Arctic acoustic tomography : MIZEX 84

Abstract

This is the final report of Contract N00014-84-C-0185 between the Woods Hole Oceanographic Institution and the Office of Naval Research for the contract period 1 January, 1984, to 28 February, 1985. This contract supported an experiment that was conducted in the Norwegian Sea during May and June of 1984 to assess the possibilities of using ocean acoustic tomography as a measuring tool in the Arctic. The object of the experiment was to identify and determine the temporal stability (coherence), and resolvability, of Arctic acoustic paths. Identification refers to the ability to match a pulse arrival with a particular ray path, primarily through computer modelling. Resolvable rays are those that arrive sufficiently far apart in time so as to be distinct and separable. In order to use tomography, rays must be identified, resolved and stable. Unlike the deep temperate ocean, where there are many wholly refracted paths, the upward refracting Arctic sound speed profile causes ray paths to reflect off the ice-covered surface of the permanent pack and the mixed ice-covered and ice-free surface of the marginal ice zones.

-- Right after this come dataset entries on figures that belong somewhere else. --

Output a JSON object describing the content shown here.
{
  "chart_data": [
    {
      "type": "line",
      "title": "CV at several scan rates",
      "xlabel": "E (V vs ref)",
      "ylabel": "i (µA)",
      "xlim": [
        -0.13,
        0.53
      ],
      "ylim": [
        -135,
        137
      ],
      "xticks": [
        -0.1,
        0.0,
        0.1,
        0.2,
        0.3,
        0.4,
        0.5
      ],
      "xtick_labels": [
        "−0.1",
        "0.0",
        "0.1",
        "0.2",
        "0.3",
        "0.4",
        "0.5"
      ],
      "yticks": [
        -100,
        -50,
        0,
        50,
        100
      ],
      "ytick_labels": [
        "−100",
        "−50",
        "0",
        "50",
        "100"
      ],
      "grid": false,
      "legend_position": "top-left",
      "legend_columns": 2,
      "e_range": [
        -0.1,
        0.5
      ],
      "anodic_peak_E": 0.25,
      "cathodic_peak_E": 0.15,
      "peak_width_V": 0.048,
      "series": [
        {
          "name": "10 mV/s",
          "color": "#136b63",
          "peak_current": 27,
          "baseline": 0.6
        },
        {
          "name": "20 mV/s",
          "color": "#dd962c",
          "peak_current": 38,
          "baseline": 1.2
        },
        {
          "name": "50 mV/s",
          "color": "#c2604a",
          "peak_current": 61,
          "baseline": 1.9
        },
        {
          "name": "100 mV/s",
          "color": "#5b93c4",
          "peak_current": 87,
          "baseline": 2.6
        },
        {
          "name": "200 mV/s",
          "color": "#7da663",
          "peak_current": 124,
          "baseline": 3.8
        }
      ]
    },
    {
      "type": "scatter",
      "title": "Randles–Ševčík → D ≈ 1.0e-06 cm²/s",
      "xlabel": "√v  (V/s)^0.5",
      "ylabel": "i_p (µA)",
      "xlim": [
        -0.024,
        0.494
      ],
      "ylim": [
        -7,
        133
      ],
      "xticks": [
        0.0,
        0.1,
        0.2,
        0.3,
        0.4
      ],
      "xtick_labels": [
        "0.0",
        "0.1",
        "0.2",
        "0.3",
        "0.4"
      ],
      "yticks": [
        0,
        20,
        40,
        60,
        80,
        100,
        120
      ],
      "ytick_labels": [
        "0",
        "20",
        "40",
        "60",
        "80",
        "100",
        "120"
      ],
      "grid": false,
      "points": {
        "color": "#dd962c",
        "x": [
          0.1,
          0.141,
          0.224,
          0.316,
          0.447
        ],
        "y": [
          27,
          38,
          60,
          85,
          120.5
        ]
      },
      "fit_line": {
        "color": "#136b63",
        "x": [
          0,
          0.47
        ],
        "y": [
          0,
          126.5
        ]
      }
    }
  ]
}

The reflection process is time-varying and hence leads to resolvability, identification and stability questions that do not arise in the case of entirely refracted paths. A 224 Hz acoustic source was moored in an ice-free region. It transmitted phase coded, frequency stable signals to receivers fixed on the bottom and receivers drifting with the icepack at ranges of approximately 150 km. The received signals are to be analyzed with respect to identification, resolvability and stability issues. This contract covered the costs associated with installation and retrieval of the source and preliminary data reduction from the drifting and fixed hydrophones. Detailed data analysis costs are to be covered elsewhere. Nevertheless, preliminary analysis indicates that the received signals, particularly those from paths that interact with the ice-free surface, appear to have sufficient stability for tomographic purposes.